21/01/2021
By Vitor Antony Ferrari and Ivan Kubala
The text of Law No. 14,112/2020 was published in the Official Gazette of the Union on December 24, after being sanctioned by President Jair Bolsonaro with six partial vetoes, and the approved text comes into force 30 days after its publication.
Law 14.112, sanctioned on December 24, has not yet had its vetoes considered (veto no. 57/2020) and remains in progress before the National Congress, given that the Legislature in all its Houses has been in recess since December 23, 2020 and will only return on February 1, 2021. Only after that will the 30-day period for analyzing the vetoes begin, emphasizing that if the vetoes are overturned, the Law will not be retroactive, coming into full force only after the publication of the revocation of the vetoes.

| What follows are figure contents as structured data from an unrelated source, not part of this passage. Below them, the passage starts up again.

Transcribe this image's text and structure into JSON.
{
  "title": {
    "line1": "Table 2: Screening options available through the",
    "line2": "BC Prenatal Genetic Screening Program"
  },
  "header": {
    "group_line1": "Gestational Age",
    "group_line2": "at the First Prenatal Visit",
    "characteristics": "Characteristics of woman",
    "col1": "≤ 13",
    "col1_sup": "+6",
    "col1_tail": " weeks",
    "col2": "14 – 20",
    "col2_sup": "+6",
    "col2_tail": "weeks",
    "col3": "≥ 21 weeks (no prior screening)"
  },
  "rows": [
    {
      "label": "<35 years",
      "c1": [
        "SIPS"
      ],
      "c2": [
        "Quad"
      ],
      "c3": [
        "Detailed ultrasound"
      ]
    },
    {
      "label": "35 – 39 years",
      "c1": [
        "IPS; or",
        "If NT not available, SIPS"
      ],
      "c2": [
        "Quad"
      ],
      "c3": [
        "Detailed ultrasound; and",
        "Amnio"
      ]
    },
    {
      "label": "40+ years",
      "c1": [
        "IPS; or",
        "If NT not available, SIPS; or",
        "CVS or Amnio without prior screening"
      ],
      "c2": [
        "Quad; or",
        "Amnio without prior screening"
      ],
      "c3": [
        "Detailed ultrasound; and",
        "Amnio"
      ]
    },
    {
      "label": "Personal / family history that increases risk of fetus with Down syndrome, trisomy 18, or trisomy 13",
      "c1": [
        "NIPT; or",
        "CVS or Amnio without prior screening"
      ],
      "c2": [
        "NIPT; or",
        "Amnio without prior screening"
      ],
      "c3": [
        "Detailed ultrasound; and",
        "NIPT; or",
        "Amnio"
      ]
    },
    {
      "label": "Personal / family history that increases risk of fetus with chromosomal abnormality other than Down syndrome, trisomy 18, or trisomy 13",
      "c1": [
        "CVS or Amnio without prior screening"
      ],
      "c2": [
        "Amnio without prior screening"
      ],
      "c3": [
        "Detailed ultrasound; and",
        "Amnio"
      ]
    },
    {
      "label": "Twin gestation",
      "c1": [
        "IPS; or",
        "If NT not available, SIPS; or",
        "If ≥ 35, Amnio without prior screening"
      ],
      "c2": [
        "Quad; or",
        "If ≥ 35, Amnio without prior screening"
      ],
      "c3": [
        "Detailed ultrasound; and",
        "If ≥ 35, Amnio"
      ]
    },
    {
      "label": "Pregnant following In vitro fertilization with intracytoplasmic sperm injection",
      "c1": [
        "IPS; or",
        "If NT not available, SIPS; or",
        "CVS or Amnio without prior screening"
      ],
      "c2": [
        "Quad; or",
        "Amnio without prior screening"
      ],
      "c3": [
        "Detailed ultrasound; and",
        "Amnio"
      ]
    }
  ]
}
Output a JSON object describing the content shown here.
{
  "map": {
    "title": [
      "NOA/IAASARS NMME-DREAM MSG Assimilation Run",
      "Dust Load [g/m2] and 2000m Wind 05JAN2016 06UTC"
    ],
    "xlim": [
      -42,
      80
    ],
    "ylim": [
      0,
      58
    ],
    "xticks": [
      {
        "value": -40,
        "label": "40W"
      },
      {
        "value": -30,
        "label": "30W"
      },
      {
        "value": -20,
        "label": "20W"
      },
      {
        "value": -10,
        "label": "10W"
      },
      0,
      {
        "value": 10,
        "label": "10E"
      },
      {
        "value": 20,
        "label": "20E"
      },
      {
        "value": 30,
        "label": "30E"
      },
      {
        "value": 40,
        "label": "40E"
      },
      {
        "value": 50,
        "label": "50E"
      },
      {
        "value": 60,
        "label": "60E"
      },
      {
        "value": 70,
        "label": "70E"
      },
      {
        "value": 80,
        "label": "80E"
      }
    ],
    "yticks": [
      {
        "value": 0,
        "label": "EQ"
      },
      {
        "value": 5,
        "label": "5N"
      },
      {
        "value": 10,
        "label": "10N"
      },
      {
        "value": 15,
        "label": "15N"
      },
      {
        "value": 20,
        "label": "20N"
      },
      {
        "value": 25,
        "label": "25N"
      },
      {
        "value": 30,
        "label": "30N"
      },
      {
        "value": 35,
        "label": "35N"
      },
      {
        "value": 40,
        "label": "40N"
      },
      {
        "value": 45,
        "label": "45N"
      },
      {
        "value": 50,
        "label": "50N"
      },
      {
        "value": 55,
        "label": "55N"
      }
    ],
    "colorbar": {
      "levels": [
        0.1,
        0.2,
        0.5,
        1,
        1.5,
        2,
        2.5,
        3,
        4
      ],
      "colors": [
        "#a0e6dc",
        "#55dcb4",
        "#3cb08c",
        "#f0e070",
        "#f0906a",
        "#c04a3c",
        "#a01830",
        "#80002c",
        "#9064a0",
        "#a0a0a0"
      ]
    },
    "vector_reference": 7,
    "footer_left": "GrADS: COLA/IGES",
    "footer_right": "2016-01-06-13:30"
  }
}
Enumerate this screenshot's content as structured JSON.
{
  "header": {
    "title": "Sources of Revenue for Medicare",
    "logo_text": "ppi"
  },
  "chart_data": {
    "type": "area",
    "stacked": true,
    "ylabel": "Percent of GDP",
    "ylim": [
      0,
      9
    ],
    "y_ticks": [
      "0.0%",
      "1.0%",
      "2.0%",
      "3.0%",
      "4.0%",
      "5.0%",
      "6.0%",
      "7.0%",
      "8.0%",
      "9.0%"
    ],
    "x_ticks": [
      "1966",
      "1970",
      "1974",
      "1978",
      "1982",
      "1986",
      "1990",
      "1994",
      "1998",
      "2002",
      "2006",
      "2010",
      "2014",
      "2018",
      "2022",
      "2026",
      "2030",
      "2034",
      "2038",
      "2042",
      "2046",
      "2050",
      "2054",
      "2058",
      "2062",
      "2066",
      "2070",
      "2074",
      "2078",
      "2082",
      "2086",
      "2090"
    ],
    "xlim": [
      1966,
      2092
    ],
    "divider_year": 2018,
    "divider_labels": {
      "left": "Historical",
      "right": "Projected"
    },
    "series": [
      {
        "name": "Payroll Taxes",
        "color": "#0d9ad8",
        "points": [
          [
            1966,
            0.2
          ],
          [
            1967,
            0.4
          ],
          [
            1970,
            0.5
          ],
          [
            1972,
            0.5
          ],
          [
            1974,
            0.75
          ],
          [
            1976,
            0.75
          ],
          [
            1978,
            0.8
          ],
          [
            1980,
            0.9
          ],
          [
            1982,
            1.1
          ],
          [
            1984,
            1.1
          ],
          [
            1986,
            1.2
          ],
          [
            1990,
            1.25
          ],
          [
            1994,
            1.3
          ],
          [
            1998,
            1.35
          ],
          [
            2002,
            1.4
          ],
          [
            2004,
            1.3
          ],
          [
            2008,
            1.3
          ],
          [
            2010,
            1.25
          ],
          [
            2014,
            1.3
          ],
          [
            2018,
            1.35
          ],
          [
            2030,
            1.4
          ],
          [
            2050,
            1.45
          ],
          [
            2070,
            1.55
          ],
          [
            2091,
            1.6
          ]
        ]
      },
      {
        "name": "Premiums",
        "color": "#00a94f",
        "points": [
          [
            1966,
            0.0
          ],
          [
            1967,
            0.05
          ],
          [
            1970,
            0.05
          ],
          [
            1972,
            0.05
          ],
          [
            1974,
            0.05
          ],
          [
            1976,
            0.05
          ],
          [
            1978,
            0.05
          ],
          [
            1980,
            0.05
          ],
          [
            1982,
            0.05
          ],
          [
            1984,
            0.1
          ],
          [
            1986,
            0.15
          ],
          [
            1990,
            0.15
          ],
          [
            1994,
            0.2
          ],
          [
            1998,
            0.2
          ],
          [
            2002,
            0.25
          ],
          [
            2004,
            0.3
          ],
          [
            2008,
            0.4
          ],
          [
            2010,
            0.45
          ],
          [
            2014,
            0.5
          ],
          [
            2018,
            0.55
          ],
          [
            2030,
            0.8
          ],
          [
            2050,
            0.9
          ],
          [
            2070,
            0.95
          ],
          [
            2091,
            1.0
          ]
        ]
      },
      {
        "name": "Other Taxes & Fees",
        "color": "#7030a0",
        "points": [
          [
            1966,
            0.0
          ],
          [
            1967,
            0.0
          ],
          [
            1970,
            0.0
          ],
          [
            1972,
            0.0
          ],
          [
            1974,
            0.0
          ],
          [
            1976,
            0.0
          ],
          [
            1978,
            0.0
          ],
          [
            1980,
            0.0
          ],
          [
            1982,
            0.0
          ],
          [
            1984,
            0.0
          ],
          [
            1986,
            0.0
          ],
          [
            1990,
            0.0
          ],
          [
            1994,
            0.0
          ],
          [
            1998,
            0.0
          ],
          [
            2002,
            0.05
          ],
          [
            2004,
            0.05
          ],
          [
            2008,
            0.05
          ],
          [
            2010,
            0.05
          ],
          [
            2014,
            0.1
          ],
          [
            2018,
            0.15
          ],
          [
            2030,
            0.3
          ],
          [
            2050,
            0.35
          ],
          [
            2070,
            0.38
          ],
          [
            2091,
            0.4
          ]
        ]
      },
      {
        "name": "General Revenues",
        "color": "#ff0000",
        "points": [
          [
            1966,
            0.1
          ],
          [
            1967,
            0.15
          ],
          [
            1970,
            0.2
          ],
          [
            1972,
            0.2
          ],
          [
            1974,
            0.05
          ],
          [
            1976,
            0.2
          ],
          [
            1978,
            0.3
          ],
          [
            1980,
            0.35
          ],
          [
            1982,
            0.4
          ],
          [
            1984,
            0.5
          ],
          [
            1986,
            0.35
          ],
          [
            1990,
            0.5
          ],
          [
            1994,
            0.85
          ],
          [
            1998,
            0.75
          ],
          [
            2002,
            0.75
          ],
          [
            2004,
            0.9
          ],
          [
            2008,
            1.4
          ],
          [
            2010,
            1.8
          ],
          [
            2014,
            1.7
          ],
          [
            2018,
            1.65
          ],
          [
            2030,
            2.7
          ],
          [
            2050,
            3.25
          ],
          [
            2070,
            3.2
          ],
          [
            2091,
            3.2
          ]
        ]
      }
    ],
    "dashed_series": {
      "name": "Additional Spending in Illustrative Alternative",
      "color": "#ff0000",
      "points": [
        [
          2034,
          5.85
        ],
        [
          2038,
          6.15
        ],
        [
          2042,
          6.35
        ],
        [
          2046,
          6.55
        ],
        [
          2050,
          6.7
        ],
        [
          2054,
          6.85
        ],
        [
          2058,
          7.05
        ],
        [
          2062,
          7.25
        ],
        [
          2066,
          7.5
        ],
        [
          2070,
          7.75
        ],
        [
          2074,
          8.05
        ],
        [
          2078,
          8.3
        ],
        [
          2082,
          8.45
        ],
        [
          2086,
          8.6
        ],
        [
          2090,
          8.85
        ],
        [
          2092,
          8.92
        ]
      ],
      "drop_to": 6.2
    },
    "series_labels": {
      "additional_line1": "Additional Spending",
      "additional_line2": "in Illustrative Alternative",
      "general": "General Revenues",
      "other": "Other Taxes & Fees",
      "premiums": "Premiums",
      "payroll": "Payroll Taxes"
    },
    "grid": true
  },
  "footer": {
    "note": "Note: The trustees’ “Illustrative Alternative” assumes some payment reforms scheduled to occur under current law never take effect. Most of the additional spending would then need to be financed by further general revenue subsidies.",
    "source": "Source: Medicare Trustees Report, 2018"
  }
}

At the end of November we published a note highlighting the most significant changes made to the text of the new Bankruptcy Law, after approval by the Federal Senate:
https://www.mazzuccoemello.com/aprovada-lei-de-falencias/
The text of Bill 4,458/2020 approved by the Senate suffered some presidential vetoes on issues that were seen as relevant in the legislation governing the matter, namely:
I. Suspension of labor enforcement actions against the responsible party, whether subsidiary or jointly liable, until the approval of the plan or the conversion of the judicial recovery into bankruptcy (paragraph 10 of art. 6);
II. Possibility of including medical cooperatives in the rules of the recovery procedure;
III. Exclusion from the list of credits not subject to judicial recovery of those credits and/or guarantees linked to Rural Product Certificates for physical settlement;
IV. Possibility of acquiring assets from companies undergoing judicial recovery free from environmental, regulatory, administrative, criminal, anti-corruption, tax and labor obligations (sole paragraph of art. 60 and paragraph 3 of art. 66);
V. Expansion of tax benefits to companies undergoing judicial recovery.
Regarding item “I” above, it is important to highlight that labor executions will be suspended only during the stay period and there will be no suspension against subsidiarily or jointly liable parties.
Item “III”, which was seen as a setback for limiting the credits subject to judicial recovery, appears to be the only collaborative veto with the advancement of legislation.
Regarding item “IV”, the judicial sale of assets of a company undergoing judicial recovery will continue to be carried out free of charge, but the removal of the vetoed paragraph gives the Judge back the discretion to specify which obligations will accompany the sold assets, in which case the successful bidder will succeed to the debtor’s obligations. It should be noted, however, that case law understands that there is no succession of tax and labor obligations.
In fact, the veto was justified by the contradiction of the vetoed provision with environmental and anti-corruption rules, but it results in a true setback, as it leaves unchanged the issue related to the judicial alienation of the debtor's assets, that is, it does not represent any innovation or legislative advance.
Finally, the President vetoed provisions that represented tax benefits for companies undergoing judicial recovery, such as in the case where it was foreseen that the revenue obtained by the debtor in cases of debt renegotiation would not be computed in the calculation of PIS, Pasep and Cofins, and in the case where a tax benefit was foreseen in the calculation of capital gains due to the sale of assets through a judicial auction.
Notwithstanding the presidential vetoes, the text that was published and comes into force on January 24, 2021 has several significant changes that must be examined rigorously, as they must be observed by all companies that intend to avail themselves of the recovery process, as well as by companies that are already in judicial recovery, since the law must also be applied to pending processes as soon as it comes into force.